I must be honest. If Hemingway wasn't such a respected writer, I probably would have given up on The Sun Also Rises after the first few chapters. Which would have been a shame, because about halfway through, when the main characters finally reach Pamplona and the sometimes-unpleasant-but-always-interesting Mike arrives, I was hooked. Couldn't put it down (or, in this case, turn it off, since I listened to the audio version, while driving to and from work).
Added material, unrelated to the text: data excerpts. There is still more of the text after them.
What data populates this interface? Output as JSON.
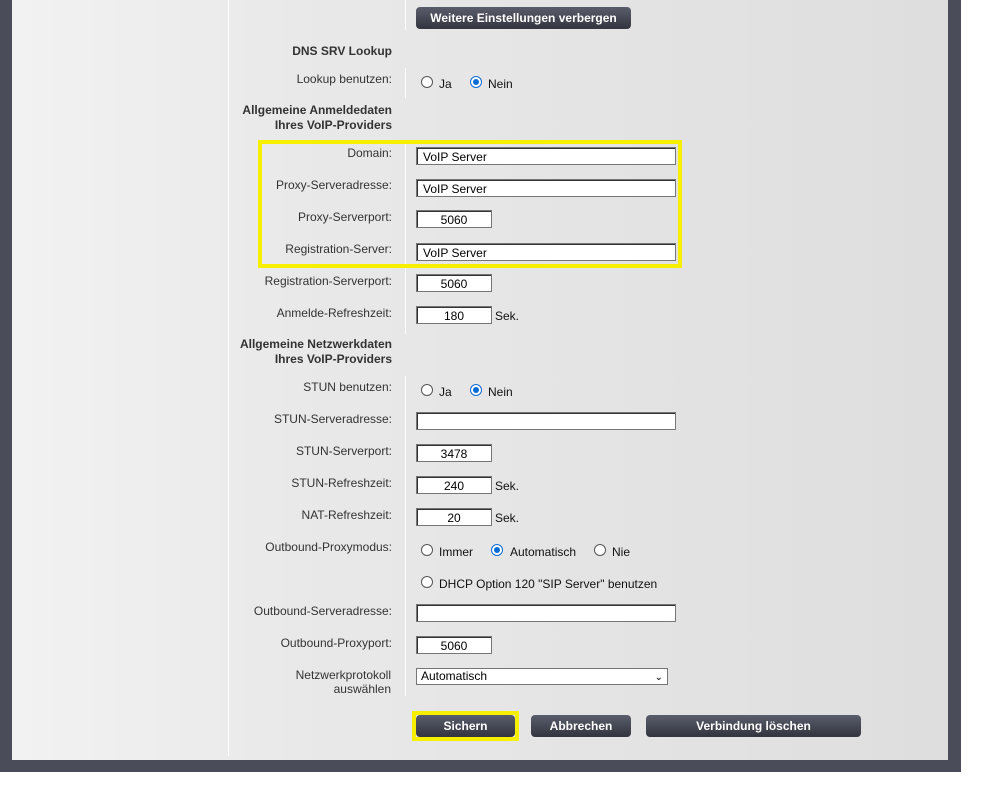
{
  "top_button": "Weitere Einstellungen verbergen",
  "dns": {
    "section": "DNS SRV Lookup",
    "lookup_label": "Lookup benutzen:",
    "opt_yes": "Ja",
    "opt_no": "Nein"
  },
  "login": {
    "section_line1": "Allgemeine Anmeldedaten",
    "section_line2": "Ihres VoIP-Providers",
    "domain_label": "Domain:",
    "domain_value": "VoIP Server",
    "proxy_addr_label": "Proxy-Serveradresse:",
    "proxy_addr_value": "VoIP Server",
    "proxy_port_label": "Proxy-Serverport:",
    "proxy_port_value": "5060",
    "reg_server_label": "Registration-Server:",
    "reg_server_value": "VoIP Server",
    "reg_port_label": "Registration-Serverport:",
    "reg_port_value": "5060",
    "refresh_label": "Anmelde-Refreshzeit:",
    "refresh_value": "180",
    "unit_sec": "Sek."
  },
  "network": {
    "section_line1": "Allgemeine Netzwerkdaten",
    "section_line2": "Ihres VoIP-Providers",
    "stun_use_label": "STUN benutzen:",
    "opt_yes": "Ja",
    "opt_no": "Nein",
    "stun_addr_label": "STUN-Serveradresse:",
    "stun_addr_value": "",
    "stun_port_label": "STUN-Serverport:",
    "stun_port_value": "3478",
    "stun_refresh_label": "STUN-Refreshzeit:",
    "stun_refresh_value": "240",
    "nat_refresh_label": "NAT-Refreshzeit:",
    "nat_refresh_value": "20",
    "unit_sec": "Sek.",
    "outbound_mode_label": "Outbound-Proxymodus:",
    "mode_always": "Immer",
    "mode_auto": "Automatisch",
    "mode_never": "Nie",
    "dhcp_option": "DHCP Option 120 \"SIP Server\" benutzen",
    "outbound_addr_label": "Outbound-Serveradresse:",
    "outbound_addr_value": "",
    "outbound_port_label": "Outbound-Proxyport:",
    "outbound_port_value": "5060",
    "protocol_label_line1": "Netzwerkprotokoll",
    "protocol_label_line2": "auswählen",
    "protocol_value": "Automatisch"
  },
  "actions": {
    "save": "Sichern",
    "cancel": "Abbrechen",
    "delete": "Verbindung löschen"
  },
  "colors": {
    "highlight": "#f6ef00",
    "radio_checked": "#0a6cd6",
    "button_bg": "#3f414c"
  }
}
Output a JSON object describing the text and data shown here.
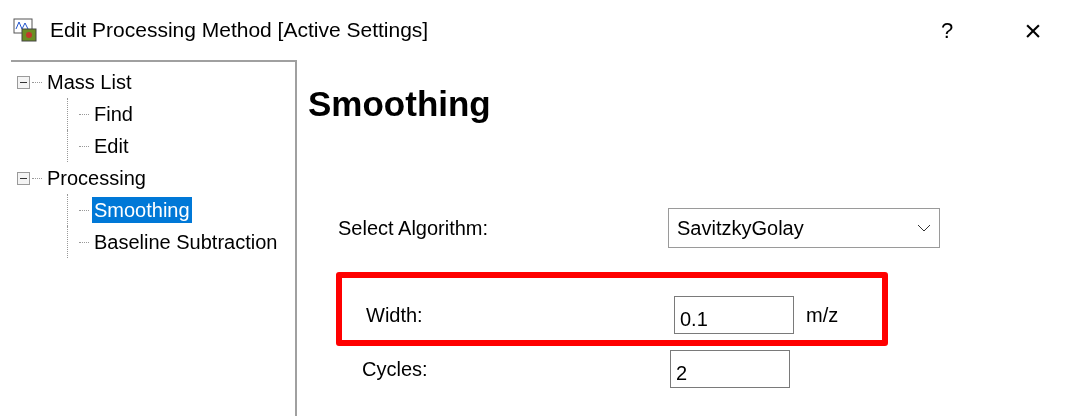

I'm not sure why the first half bored me. For whatever reason, I didn't care about the characters and didn't "inhale the experience," as Azar Nafisi writes in Reading Lolita. "A novel is not an allegory," she says, "it is the sensual experience of another world. If you don’t enter that world, hold your breath with the characters and become involved in their destiny, you won't be able to empathize, and empathy is at the heart of the novel."

As I said, Mike and the fiesta finally drew me into Hemingway's world. Something else that helped—visualizing Lady Brett Ashley as played by Audrey Hepburn (think Breakfast at Tiffany’s). Ava Gardner played the role in the 1957 film version of The Sun Also Rises. But, for me, Audrey brought Brett to life.

The main character, Jake, however, eluded me throughout the book. Just yesterday, though, I came across this on Sparknotes: "As a soldier in World War I, Jake is wounded. Although he does not say so directly, there are numerous moments in the novel when he implies that, as a result of his injury, he has lost the ability to have sex. Jake's narration is characterized by subtlety and implication. He prefers to hint at things rather than state them outright, especially when they concern the war or his injury. Early in the novel, for example one must read the text very closely to grasp the true nature of Jake's wound; it is only later, when Jake goes fishing with Bill, that he speaks more openly about his impotence."

Well. I missed that completely. Must have been navigating rush hour traffic during the fishing scene. If I'd known that about Jake, it might have helped me empathize with him more. Poor guy.

Impotence, Hepburn, and inhaling aside—once I did become involved in the story, I could see why so many sing its praises. I'm glad I kept reading.